Там было еще что-то, но оно уже касалось общего положения и информирования о планах других советских загранработников. Причем, тот самый упомянутый отцом Василием институт «тайны исповеди» не нашел своего обязательного сдерживающего места в настоятельной «директиве», поступившей на подворье в Париж.
Отец Василий решил «не отказывать очередной просьбе» из Москвы и даже подошел к этому творчески. Он сам позвонил домой к Власиным и поинтересовался у польщенной звонком Анны Гавриловны поведением сыновей.
– Да вот, батюшка, после встречи с вами притихли они.
– Хорошие у вас отроки, Анна Гавриловна. Приходите, побеседуем еще. А если желаете, так давайте все вместе съездим за город, сегодня же, в сторону Луары, и поговорим об их и вашем будущем.
– Боже! Как это чудесно! – воскликнула Анна Гавриловна. – Мальчики так засиделись дома. Я только позвоню Саше на службу и поставлю его в известность, что приглашены вами на далекую прогулку.
– Конечно, конечно. А я заеду за вами через час на своем новом мини-вене. Заодно испытаем его ходовые качества. Мне, знаете ли, средства на него прислали из Москвы, специально для нужд епархии.
Дорога в предместье Парижа, в сторону долины Луары, где утопали в зелени лесов и искусных парков кичливые замки и дворцы, бежала сначала по оживленной магистрали. Отец Василий, как обнаружилось, лихой водитель, резко сбросив скорость, наконец свернул на второстепенное шоссе и покатил свой мини-вен к небольшой, но полноводной речке, притоку Луары.
Батюшка смотрелся за рулем новенького автомобиля весьма живописно – в необыкновенно короткой, как он говорил, «дорожной» рясе, серых брюках, фривольно выглядывавших из-под нее, и без головного убора. Борода его встала дыбом, взрыхлилась, волосы свободно полоскались на ветру. Глаза горели огнем неистребимой дорожной вольницы.
По пути встречались небольшие аккуратные фермы, во дворах которых мелькали незамысловато одетые люди, в основном, старики.
– Вот, поглядите, – вслух рассуждал священник, показывая рукой на фермы, – и у них молодежь бежит из села. С землей возиться никто уж и не желает! А чего с ней делать-то, с землей? Кривизна огурцов – одна морока! Другое дело – размер бананов. Это, как говорится, не французская забота. Пусть эквадорцы, понимаешь, думают… А вот огурцы! Ох и муторное, видать, это дело!
– Какая кривизна? – изумился Максим и, скрывая усмешку, подмигнул Гаврику.

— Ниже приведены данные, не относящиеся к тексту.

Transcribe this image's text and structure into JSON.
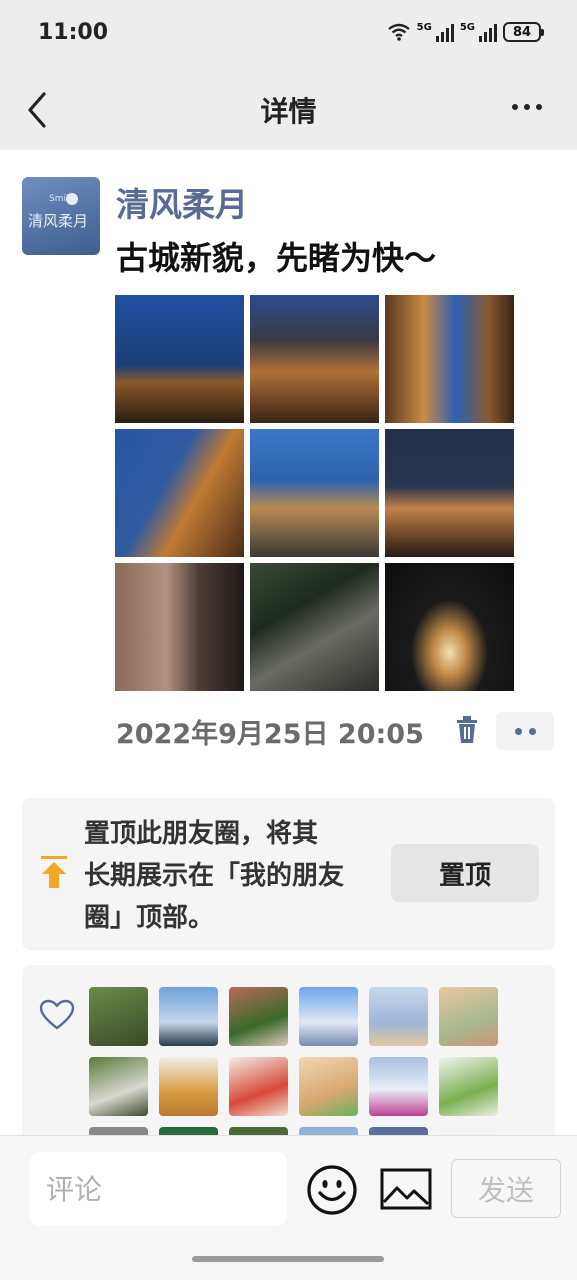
{
  "status_bar": {
    "time": "11:00",
    "signal_1_label": "5G",
    "signal_2_label": "5G",
    "battery": "84"
  },
  "nav": {
    "title": "详情",
    "back_icon": "chevron-left-icon",
    "more_icon": "more-dots-icon"
  },
  "post": {
    "author": "清风柔月",
    "avatar_text": "清风柔月",
    "avatar_small_text": "Smile",
    "text": "古城新貌，先睹为快～",
    "timestamp": "2022年9月25日 20:05 ",
    "photos": [
      {
        "name": "photo-1",
        "bg": "linear-gradient(180deg,#1f4fa0 0%,#1d3f78 55%,#8a5a2a 68%,#2a1c10 100%)"
      },
      {
        "name": "photo-2",
        "bg": "linear-gradient(180deg,#2b4d8c 0%,#3a3a44 35%,#b07038 60%,#3a2416 100%)"
      },
      {
        "name": "photo-3",
        "bg": "linear-gradient(90deg,#5a3a20 0%,#c98a45 30%,#2c5fb3 55%,#8a5a30 80%,#3a2414 100%)"
      },
      {
        "name": "photo-4",
        "bg": "linear-gradient(120deg,#2856a4 0%,#315aa0 40%,#c07a34 60%,#4a2c18 100%)"
      },
      {
        "name": "photo-5",
        "bg": "linear-gradient(180deg,#3a78c8 0%,#2d62ad 40%,#b88a50 62%,#3b3a38 100%)"
      },
      {
        "name": "photo-6",
        "bg": "linear-gradient(180deg,#23314d 0%,#2a3550 45%,#c38146 62%,#241a12 100%)"
      },
      {
        "name": "photo-7",
        "bg": "linear-gradient(90deg,#8a6a58 0%,#b39080 40%,#4d3d36 65%,#1f1a18 100%)"
      },
      {
        "name": "photo-8",
        "bg": "linear-gradient(150deg,#3a4a38 0%,#1e2a1e 35%,#6a6a64 60%,#2c2c28 100%)"
      },
      {
        "name": "photo-9",
        "bg": "radial-gradient(ellipse at 50% 70%,#f2e0b0 0%,#c08a48 18%,#1a1a1a 42%,#0d0d0d 100%)"
      }
    ]
  },
  "actions": {
    "delete_icon": "trash-icon",
    "more_icon": "two-dots-icon"
  },
  "pin_card": {
    "icon": "pin-top-arrow-icon",
    "line_1": "置顶此朋友圈，将其",
    "line_2": "长期展示在「我的朋友",
    "line_3": "圈」顶部。",
    "button": "置顶"
  },
  "likes": {
    "icon": "heart-icon",
    "avatars": [
      {
        "bg": "linear-gradient(160deg,#6c8a4a,#3a4a28)"
      },
      {
        "bg": "linear-gradient(180deg,#6fa2dc,#c4d6ea 60%,#2a3a4a)"
      },
      {
        "bg": "linear-gradient(160deg,#b86a5a,#3a6a2a 60%,#d8c8c0)"
      },
      {
        "bg": "linear-gradient(180deg,#6ea6e6,#dfe9f6 60%,#7a8ab0)"
      },
      {
        "bg": "linear-gradient(180deg,#c8d8ea,#9db6d8 60%,#e0c8a0)"
      },
      {
        "bg": "linear-gradient(160deg,#e8c8a0,#a8b890 60%,#c89878)"
      },
      {
        "bg": "linear-gradient(160deg,#5a7a3a,#d8d8d0 60%,#3a4a2a)"
      },
      {
        "bg": "linear-gradient(180deg,#f0f0ea,#d89a40 60%,#b87a30)"
      },
      {
        "bg": "linear-gradient(160deg,#f2ece6,#d84a3a 60%,#f0e0d0)"
      },
      {
        "bg": "linear-gradient(160deg,#f0d8b0,#d8a870 60%,#6ab060)"
      },
      {
        "bg": "linear-gradient(180deg,#a8c0e0,#e8eef6 55%,#c04090)"
      },
      {
        "bg": "linear-gradient(160deg,#f2f4ee,#7ab050 60%,#e8f0e0)"
      },
      {
        "bg": "linear-gradient(180deg,#8a8a8a,#6a6a6a)"
      },
      {
        "bg": "linear-gradient(180deg,#2a6a3a,#3a7a4a)"
      },
      {
        "bg": "linear-gradient(180deg,#4a6a3a,#7a5a3a)"
      },
      {
        "bg": "linear-gradient(180deg,#8ab0d8,#c8d8e8)"
      },
      {
        "bg": "linear-gradient(180deg,#5a6a9a,#8a9ac8)"
      },
      {
        "bg": "linear-gradient(180deg,#f4f4f4,#e8e8e8)"
      }
    ]
  },
  "composer": {
    "placeholder": "评论",
    "emoji_icon": "smiley-icon",
    "image_icon": "image-icon",
    "send": "发送"
  }
}
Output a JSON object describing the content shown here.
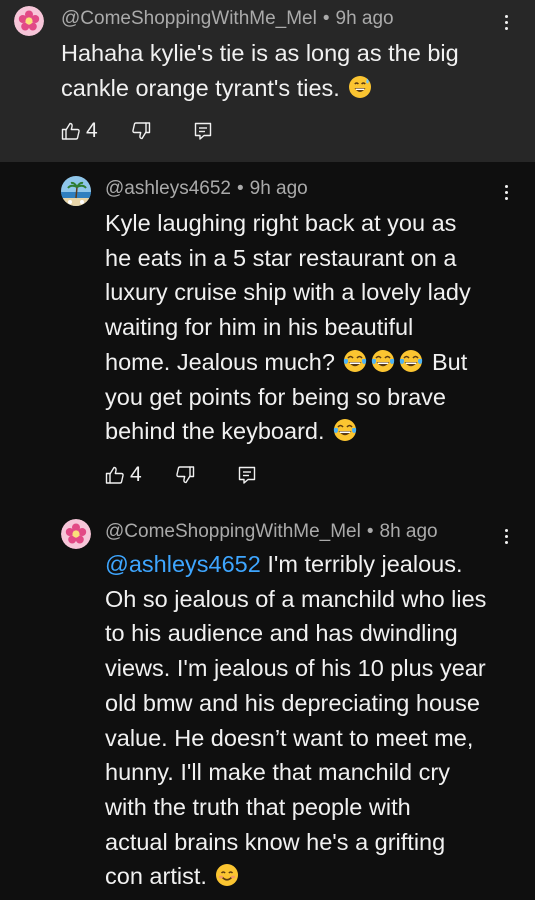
{
  "comments": [
    {
      "author": "@ComeShoppingWithMe_Mel",
      "time": "9h ago",
      "lines": [
        "Hahaha kylie's tie is as long as the big",
        "cankle orange tyrant's ties."
      ],
      "emoji": "grinning-sweat-emoji",
      "likes": "4",
      "avatar_icon": "pink-flower-avatar",
      "highlighted": true
    },
    {
      "author": "@ashleys4652",
      "time": "9h ago",
      "lines": [
        "Kyle laughing right back at you as",
        "he eats in a 5 star restaurant on a",
        "luxury cruise ship with a lovely lady",
        "waiting for him in his beautiful",
        "home. Jealous much?",
        "But",
        "you get points for being so brave",
        "behind the keyboard."
      ],
      "emoji": "tears-of-joy-emoji",
      "likes": "4",
      "avatar_icon": "beach-palm-avatar"
    },
    {
      "author": "@ComeShoppingWithMe_Mel",
      "time": "8h ago",
      "mention": "@ashleys4652",
      "lines": [
        "I'm terribly jealous.",
        "Oh so jealous of a manchild who lies",
        "to his audience and has dwindling",
        "views. I'm jealous of his 10 plus year",
        "old bmw and his depreciating house",
        "value. He doesn’t want to meet me,",
        "hunny. I'll make that manchild cry",
        "with the truth that people with",
        "actual brains know he's a grifting",
        "con artist."
      ],
      "emoji": "smiling-face-emoji",
      "avatar_icon": "pink-flower-avatar"
    }
  ],
  "icons": {
    "like": "thumbs-up-icon",
    "dislike": "thumbs-down-icon",
    "reply": "reply-icon",
    "more": "more-vertical-icon"
  },
  "colors": {
    "background": "#0f0f0f",
    "highlight": "#272727",
    "text": "#f1f1f1",
    "meta": "#aaaaaa",
    "mention": "#3ea6ff"
  }
}
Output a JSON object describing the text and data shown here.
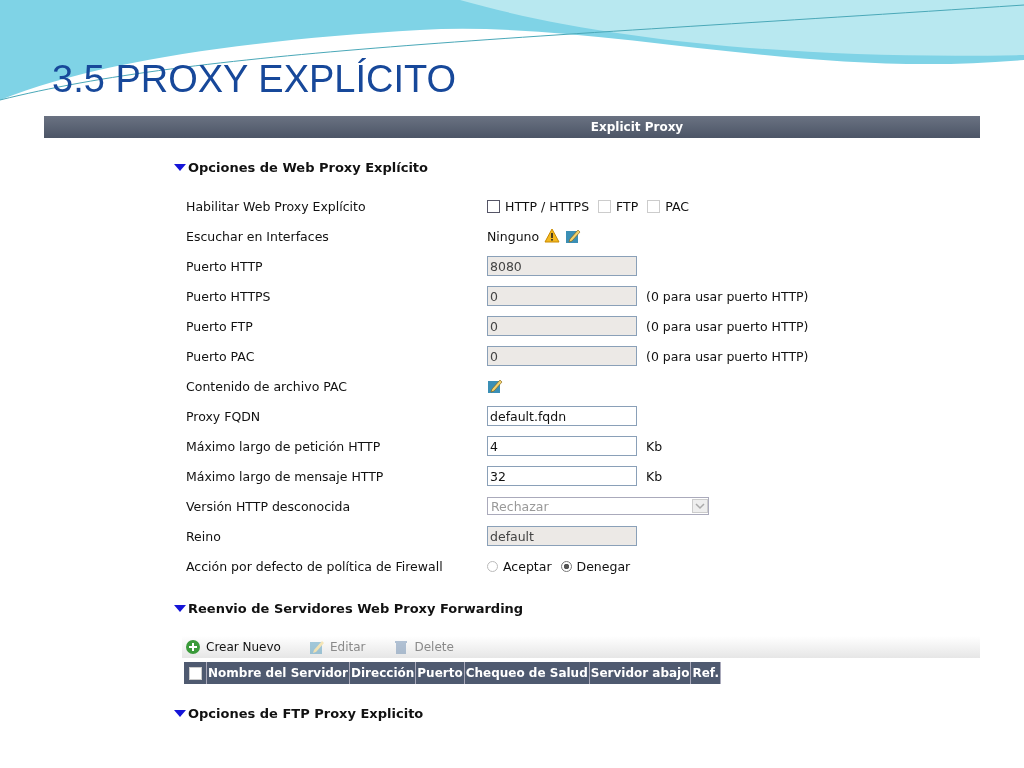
{
  "slide_title": "3.5 PROXY EXPLÍCITO",
  "panel": {
    "title": "Explicit Proxy",
    "sections": [
      {
        "title": "Opciones de Web Proxy Explícito",
        "expanded": true,
        "rows": [
          {
            "kind": "checks",
            "label": "Habilitar Web Proxy Explícito",
            "options": [
              {
                "label": "HTTP / HTTPS",
                "checked": false,
                "disabled": false
              },
              {
                "label": "FTP",
                "checked": false,
                "disabled": true
              },
              {
                "label": "PAC",
                "checked": false,
                "disabled": true
              }
            ]
          },
          {
            "kind": "interfaces",
            "label": "Escuchar en Interfaces",
            "value": "Ninguno"
          },
          {
            "kind": "input",
            "label": "Puerto HTTP",
            "value": "8080",
            "disabled": true
          },
          {
            "kind": "input",
            "label": "Puerto HTTPS",
            "value": "0",
            "disabled": true,
            "hint": "(0 para usar puerto HTTP)"
          },
          {
            "kind": "input",
            "label": "Puerto FTP",
            "value": "0",
            "disabled": true,
            "hint": "(0 para usar puerto HTTP)"
          },
          {
            "kind": "input",
            "label": "Puerto PAC",
            "value": "0",
            "disabled": true,
            "hint": "(0 para usar puerto HTTP)"
          },
          {
            "kind": "edit",
            "label": "Contenido de archivo PAC"
          },
          {
            "kind": "input",
            "label": "Proxy FQDN",
            "value": "default.fqdn",
            "disabled": false
          },
          {
            "kind": "input",
            "label": "Máximo largo de petición HTTP",
            "value": "4",
            "disabled": false,
            "hint": "Kb"
          },
          {
            "kind": "input",
            "label": "Máximo largo de mensaje HTTP",
            "value": "32",
            "disabled": false,
            "hint": "Kb"
          },
          {
            "kind": "select",
            "label": "Versión HTTP desconocida",
            "value": "Rechazar",
            "disabled": true
          },
          {
            "kind": "input",
            "label": "Reino",
            "value": "default",
            "disabled": true
          },
          {
            "kind": "radios",
            "label": "Acción por defecto de política de Firewall",
            "options": [
              {
                "label": "Aceptar",
                "selected": false
              },
              {
                "label": "Denegar",
                "selected": true
              }
            ]
          }
        ]
      },
      {
        "title": "Reenvio de Servidores Web Proxy Forwarding",
        "expanded": true,
        "toolbar": [
          {
            "kind": "add",
            "label": "Crear Nuevo",
            "disabled": false
          },
          {
            "kind": "edit",
            "label": "Editar",
            "disabled": true
          },
          {
            "kind": "delete",
            "label": "Delete",
            "disabled": true
          }
        ],
        "table": {
          "select_all": false,
          "columns": [
            "Nombre del Servidor",
            "Dirección",
            "Puerto",
            "Chequeo de Salud",
            "Servidor abajo",
            "Ref."
          ]
        }
      },
      {
        "title": "Opciones de FTP Proxy Explicito",
        "expanded": true
      }
    ]
  }
}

– Обыкновенная! У них тут в Европе правило имеется – коли ты кривее, чем положено по закону, то или изволь выпрямиться, или пожалуй на помойку. Огурцов это тоже касается. Закон приняли даже! Огурцы должны иметь постоянную кривизну и соответствующий размер.
– Зачем! – изумился Гаврик, не зная, верить святому отцу или нет.
– А затем, что положено, отрок! Положено, и всё тут! Говорят: чтобы не оскорблять эстетических и гастрономических вкусов покупателей. Так и сказано! Чтобы все привыкли к одному и тому же виду. А то одни захотят огурчики кривые, а другие – прямые. Что из этого выйдет? Анархия выйдет! Некорректное отношение друг к другу выйдет! А корректность – это первое дело!
– Чушь какая-то! Вы это точно знаете? – с раздражением воскликнул Максим.
– Макс! – вскрикнула Анна Гавриловна, сидевшая на переднем сиденье, рядом с отцом Василием. – Коли батюшка говорит, то следует верить, а не подвергать сомнению его слова.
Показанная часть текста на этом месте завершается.